Too Damn Dumb to Think
Diana Wright with Dr. Bernie Decoke
Diana Wright’s founded a medical device manufacturing company after getting started in the work force sewing pig tissue into heart valves. She modified the orifice of the valve using engineering concepts. The book touches on the key moments through her life that were critical to forming her value and belief systems. The book itself only touches the surface of how Diana founded her company. There is a much larger focus on the self-discovery that occurs during her husbands attempts to take over her company, her self-realisation of personal preferences, and hospitilisation/rehabilitation from a sudden protracted illness. As well as how these events changed how Diana prioritised events in her life.
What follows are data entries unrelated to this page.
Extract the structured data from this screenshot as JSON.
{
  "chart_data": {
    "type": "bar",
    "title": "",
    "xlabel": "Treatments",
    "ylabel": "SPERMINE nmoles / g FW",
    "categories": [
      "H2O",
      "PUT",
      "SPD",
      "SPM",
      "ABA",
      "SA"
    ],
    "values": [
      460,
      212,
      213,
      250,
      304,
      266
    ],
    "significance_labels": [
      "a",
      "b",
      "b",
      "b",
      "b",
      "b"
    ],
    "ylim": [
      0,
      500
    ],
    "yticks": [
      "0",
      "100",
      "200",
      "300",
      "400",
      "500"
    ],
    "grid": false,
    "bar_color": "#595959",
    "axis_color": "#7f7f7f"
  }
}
That self-discovery has Diana forging and growing beyond the company that she built and changing her mindset following being hospitalised to pursue exactly what she wants both personally and professionally. I do admire her stubbornness to protect her kids, it comes out that she has separated from her husband to prevent them being hurt by a parental figure as she was. The commitment she demonstrates to asking herself the hard questions even when it hurts was incredible to read. It served as a reminder that just because something feels wonderful in intervals does not mean it’s what you need. And that even people that love you may be more in love with the idea of loving you than the reality of making it work.
Overall, it was an enjoyable read, to see how another person learnt and grew through hardship. There were moments where you could feel the heartbreak and pain. It easy to say as an outsider that of course someone should give up on something that causes so much confusion or walk away from someone who wouldn’t just commit. That said it takes amazing courage and strength to be the one to decide. Particularly as people can only control what they fell. You can never control how another person is going to response to anything. Accepting that can be one of the hardest lessons but reading Diana’s journey was heart wrenching but satisfying in the closure from her experiences.